Small exhibition on the topic of “The 2030 Agenda and the role played by libraries” in the library entrance area. Image: Mission 21
Mission 21 Claudia Wirthlin claudia.wirthlin@mission-21.org Historian, librarian and Head of Mission 21 specialist library

If the UN 2030 Agenda were to be implemented successfully, then people all around the world would have unimpeded access to knowledge and information. Libraries worldwide play a key role in this. The Mission 21 specialist library is championing Goal 16.

Target 16.10

With over two million members, the International Federation of Library Associations was able to establish an important approach towards achieving Target 16.10 during preparatory negotiations for the 2030 Agenda: “Ensure public access to information and protect fundamental freedoms […]”.

Libraries impart knowledge and profound insights into complex interactions and thus contribute to quality of life for the individual and to a peaceful society. They make information technology available to all, provide trained personnel to help people to capitalize on the information received and create a trustworthy network of local branches in towns, cities and the countryside worldwide. They have a unique ability like virtually no other institution to reach all levels of society and to shut no one out.

Books for South Sudan

South Sudan is an area of focus in our small specialist library. It is remarkable how many new publications have recently appeared about the world’s newest state. In June 2018, I showed them to Peter Gai Lual Marrow, the chairman of the South Sudan Council of Churches (a Mission 21 partner church) and an architect of the action plan for peace in South Sudan. We got talking about the importance of education in shaping the future of the country and about access to good study literature for students, for example, for those at the Nile Theological College NTC in Juba, which is educating leaders for the South Sudanese churches as well as teachers. There is a great responsibility on future guarantors of sustainable peace in the country. Peter Gai thinks that it is extremely important to be able to deal with your own history thoroughly. He says that corresponding study literature is needed in well-organized libraries for a new course in social ethics that discusses the country’s problems and provides solution strategies and action plans.

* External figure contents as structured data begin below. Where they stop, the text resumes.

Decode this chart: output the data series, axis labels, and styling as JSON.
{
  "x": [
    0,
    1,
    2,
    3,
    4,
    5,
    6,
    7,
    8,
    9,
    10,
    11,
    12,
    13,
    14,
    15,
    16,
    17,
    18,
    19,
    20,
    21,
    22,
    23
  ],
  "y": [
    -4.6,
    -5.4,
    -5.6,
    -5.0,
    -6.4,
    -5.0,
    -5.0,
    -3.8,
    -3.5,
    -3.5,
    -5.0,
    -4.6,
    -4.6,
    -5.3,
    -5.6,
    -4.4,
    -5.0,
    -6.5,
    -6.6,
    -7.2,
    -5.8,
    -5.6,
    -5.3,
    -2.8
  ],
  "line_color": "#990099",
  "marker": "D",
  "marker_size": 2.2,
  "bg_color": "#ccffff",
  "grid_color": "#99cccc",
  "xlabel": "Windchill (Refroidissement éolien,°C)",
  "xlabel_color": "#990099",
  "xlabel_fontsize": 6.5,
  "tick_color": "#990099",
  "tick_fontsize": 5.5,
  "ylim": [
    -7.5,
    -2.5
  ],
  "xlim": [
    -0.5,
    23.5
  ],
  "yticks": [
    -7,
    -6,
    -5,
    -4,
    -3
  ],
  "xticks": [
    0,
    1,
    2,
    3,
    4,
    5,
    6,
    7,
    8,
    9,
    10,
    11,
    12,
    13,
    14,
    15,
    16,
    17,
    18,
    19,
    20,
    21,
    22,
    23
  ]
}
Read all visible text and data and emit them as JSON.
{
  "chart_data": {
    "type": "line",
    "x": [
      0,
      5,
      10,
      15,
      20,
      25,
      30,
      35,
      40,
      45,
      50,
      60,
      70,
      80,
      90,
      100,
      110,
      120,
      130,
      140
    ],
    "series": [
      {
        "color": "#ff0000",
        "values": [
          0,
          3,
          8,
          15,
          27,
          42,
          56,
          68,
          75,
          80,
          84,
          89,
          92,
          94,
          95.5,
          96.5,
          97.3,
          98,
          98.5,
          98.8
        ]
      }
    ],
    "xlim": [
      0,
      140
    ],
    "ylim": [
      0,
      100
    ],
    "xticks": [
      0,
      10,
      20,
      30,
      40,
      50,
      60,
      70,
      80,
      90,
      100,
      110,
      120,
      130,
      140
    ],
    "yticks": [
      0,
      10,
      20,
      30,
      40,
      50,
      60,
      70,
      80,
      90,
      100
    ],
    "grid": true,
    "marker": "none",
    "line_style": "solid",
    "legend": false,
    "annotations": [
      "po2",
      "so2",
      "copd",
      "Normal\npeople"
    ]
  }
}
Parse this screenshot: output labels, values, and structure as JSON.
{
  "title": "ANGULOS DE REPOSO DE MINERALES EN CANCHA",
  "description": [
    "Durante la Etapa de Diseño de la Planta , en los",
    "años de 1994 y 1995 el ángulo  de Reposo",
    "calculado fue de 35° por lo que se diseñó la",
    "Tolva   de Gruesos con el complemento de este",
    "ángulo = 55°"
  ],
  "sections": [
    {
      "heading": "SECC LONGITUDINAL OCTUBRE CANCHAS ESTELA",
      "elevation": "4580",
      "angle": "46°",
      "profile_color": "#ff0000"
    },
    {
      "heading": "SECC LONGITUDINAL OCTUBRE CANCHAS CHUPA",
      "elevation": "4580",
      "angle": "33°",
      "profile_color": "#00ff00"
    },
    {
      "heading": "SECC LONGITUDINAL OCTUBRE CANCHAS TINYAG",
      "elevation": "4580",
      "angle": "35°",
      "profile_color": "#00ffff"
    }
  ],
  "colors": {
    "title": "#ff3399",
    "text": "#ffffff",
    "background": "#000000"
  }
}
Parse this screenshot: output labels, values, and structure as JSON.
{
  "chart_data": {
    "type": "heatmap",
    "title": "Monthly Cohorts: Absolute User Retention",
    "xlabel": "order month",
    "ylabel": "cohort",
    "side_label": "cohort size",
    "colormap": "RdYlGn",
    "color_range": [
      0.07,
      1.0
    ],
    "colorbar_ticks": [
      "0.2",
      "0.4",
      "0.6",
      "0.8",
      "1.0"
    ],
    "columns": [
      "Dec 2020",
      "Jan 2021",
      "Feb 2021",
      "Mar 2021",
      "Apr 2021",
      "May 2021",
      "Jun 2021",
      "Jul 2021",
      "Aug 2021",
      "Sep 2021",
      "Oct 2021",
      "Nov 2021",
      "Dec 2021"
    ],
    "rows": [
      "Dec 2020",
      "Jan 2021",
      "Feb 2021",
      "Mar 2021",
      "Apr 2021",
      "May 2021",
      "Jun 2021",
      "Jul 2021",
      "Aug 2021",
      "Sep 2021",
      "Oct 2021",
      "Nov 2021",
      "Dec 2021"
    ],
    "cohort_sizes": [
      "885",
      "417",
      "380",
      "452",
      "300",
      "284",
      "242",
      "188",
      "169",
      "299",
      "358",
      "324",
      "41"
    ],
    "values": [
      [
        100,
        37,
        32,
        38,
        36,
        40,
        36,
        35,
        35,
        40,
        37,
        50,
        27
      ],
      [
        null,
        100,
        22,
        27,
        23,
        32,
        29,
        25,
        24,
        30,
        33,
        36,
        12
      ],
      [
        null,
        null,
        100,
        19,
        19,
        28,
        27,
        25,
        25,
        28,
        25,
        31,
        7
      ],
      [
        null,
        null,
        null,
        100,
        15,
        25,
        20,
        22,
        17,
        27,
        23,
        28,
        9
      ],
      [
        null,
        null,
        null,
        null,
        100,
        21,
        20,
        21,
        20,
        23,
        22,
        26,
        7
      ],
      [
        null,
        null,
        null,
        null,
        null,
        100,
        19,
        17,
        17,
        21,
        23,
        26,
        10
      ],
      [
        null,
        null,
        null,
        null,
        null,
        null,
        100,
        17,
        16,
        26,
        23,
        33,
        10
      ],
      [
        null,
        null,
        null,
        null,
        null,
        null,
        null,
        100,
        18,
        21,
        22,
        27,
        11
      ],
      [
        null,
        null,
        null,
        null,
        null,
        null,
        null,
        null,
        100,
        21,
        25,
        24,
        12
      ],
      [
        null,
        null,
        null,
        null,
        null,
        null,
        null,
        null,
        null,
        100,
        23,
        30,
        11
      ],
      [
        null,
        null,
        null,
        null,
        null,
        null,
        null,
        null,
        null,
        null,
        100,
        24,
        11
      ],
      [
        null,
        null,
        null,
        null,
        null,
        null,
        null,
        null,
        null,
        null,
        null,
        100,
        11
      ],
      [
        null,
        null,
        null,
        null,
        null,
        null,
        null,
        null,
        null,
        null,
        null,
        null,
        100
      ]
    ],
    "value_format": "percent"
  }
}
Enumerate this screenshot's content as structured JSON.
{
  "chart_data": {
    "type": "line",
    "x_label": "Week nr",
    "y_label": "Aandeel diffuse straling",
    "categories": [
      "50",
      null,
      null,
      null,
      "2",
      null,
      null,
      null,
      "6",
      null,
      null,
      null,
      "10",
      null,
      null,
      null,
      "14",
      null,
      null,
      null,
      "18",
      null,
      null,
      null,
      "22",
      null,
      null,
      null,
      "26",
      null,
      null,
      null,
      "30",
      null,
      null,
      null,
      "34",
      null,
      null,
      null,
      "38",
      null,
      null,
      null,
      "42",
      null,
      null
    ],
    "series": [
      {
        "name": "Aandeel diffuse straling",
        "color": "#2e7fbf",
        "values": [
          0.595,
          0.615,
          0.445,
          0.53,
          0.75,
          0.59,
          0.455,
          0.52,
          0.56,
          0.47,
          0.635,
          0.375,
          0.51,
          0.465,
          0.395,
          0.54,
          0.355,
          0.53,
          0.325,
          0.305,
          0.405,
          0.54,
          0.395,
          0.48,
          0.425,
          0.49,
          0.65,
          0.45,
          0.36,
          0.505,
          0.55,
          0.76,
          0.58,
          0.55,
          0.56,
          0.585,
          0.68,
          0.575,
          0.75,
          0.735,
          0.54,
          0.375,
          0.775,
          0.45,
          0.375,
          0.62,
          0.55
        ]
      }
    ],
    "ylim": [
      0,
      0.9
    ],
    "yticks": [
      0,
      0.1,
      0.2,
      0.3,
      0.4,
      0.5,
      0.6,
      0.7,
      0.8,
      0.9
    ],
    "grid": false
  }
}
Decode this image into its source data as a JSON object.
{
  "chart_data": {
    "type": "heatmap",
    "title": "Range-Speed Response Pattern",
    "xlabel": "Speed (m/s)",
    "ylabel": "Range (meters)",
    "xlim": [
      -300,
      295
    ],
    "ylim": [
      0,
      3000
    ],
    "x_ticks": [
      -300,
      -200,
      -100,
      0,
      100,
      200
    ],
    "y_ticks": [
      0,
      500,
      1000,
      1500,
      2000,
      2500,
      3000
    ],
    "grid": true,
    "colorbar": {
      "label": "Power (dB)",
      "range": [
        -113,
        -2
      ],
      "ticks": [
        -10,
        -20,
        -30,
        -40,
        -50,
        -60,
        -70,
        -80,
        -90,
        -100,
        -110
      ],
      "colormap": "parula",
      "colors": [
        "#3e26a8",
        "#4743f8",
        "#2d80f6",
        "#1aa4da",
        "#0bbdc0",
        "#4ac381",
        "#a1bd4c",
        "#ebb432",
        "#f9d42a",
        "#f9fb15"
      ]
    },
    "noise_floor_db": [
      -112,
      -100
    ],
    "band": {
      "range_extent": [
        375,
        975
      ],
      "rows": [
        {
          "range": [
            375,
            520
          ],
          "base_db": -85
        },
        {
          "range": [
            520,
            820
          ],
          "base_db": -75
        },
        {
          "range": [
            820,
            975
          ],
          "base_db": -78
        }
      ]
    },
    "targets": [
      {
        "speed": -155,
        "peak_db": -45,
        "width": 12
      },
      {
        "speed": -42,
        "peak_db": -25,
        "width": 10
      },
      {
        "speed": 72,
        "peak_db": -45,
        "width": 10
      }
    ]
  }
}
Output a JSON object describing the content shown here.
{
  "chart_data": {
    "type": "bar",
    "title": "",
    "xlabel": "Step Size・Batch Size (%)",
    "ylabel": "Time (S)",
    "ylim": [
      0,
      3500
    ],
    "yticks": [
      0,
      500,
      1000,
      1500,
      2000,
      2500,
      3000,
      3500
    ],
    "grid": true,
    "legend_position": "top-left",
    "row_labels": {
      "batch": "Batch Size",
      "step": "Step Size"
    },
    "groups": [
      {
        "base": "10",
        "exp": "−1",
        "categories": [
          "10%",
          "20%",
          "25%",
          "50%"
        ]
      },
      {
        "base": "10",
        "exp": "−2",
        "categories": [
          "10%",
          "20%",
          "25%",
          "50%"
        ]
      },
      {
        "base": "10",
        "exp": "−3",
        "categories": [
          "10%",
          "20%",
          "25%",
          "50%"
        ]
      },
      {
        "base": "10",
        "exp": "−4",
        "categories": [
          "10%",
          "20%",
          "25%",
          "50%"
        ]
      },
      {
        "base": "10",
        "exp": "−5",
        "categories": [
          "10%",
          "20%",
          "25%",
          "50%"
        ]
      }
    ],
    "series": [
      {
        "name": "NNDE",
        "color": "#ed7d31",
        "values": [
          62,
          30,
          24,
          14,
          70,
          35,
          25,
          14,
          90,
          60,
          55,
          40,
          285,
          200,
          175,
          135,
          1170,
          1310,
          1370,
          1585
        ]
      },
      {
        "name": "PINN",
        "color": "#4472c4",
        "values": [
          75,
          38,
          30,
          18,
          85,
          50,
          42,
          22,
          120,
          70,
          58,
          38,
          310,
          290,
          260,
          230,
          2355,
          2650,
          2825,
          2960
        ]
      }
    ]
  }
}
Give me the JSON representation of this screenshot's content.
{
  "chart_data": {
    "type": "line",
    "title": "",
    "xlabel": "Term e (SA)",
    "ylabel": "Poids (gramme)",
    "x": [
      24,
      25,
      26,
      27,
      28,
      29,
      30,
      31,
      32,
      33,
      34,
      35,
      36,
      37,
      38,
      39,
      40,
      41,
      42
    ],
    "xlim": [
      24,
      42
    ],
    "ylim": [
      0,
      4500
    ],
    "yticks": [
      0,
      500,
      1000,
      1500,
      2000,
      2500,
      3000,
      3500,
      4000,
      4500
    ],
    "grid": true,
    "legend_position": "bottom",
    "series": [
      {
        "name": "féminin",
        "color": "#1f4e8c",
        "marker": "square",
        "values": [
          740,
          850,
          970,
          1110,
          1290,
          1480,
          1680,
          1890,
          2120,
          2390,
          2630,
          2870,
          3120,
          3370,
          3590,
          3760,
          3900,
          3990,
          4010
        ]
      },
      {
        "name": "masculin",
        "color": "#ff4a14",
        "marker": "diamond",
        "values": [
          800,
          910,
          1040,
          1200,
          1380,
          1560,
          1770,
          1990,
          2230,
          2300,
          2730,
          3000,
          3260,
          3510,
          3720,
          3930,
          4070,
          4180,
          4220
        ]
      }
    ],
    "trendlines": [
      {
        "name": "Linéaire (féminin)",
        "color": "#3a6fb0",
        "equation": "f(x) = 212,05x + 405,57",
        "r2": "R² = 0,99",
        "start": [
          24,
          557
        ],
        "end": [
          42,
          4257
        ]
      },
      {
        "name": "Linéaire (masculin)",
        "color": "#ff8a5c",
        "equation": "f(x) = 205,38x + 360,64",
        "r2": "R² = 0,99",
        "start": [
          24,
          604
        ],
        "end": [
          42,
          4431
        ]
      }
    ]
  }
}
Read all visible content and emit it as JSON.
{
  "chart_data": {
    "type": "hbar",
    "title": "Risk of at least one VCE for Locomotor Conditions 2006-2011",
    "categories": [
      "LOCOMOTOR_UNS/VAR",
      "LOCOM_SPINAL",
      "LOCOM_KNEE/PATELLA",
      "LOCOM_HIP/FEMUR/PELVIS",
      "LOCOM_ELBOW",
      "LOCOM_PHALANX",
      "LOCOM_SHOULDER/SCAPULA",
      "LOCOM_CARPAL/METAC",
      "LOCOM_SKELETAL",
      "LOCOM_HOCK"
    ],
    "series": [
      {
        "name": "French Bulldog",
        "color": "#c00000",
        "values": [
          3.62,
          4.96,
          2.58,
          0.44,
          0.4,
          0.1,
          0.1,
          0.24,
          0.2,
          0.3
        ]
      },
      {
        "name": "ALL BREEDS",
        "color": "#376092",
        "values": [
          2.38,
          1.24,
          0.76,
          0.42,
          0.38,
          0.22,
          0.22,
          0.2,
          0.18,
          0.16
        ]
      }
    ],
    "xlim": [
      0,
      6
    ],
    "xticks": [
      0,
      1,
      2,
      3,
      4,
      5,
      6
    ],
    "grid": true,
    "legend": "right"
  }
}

On the ground, unfortunately, the reality is different – however, the seminar library in Malakal that was destroyed during the civil war in 2013 was rebuilt in Juba in 2016.

In the Kakuma refugee camp in Kenya, the South Sudanese students at the Giffen Institute have similar problems – good books are in short supply and they can only dream about a stable Internet connection.

We could provide some relief by acquiring here in Basel the books selected by Peter Gai for both seminar libraries and then arranging for intermediaries to bring them to their destinations.

A drop in the ocean? Yes, of course, but it’s also true that constant (peaceful) dripping fills the ocean (the action)!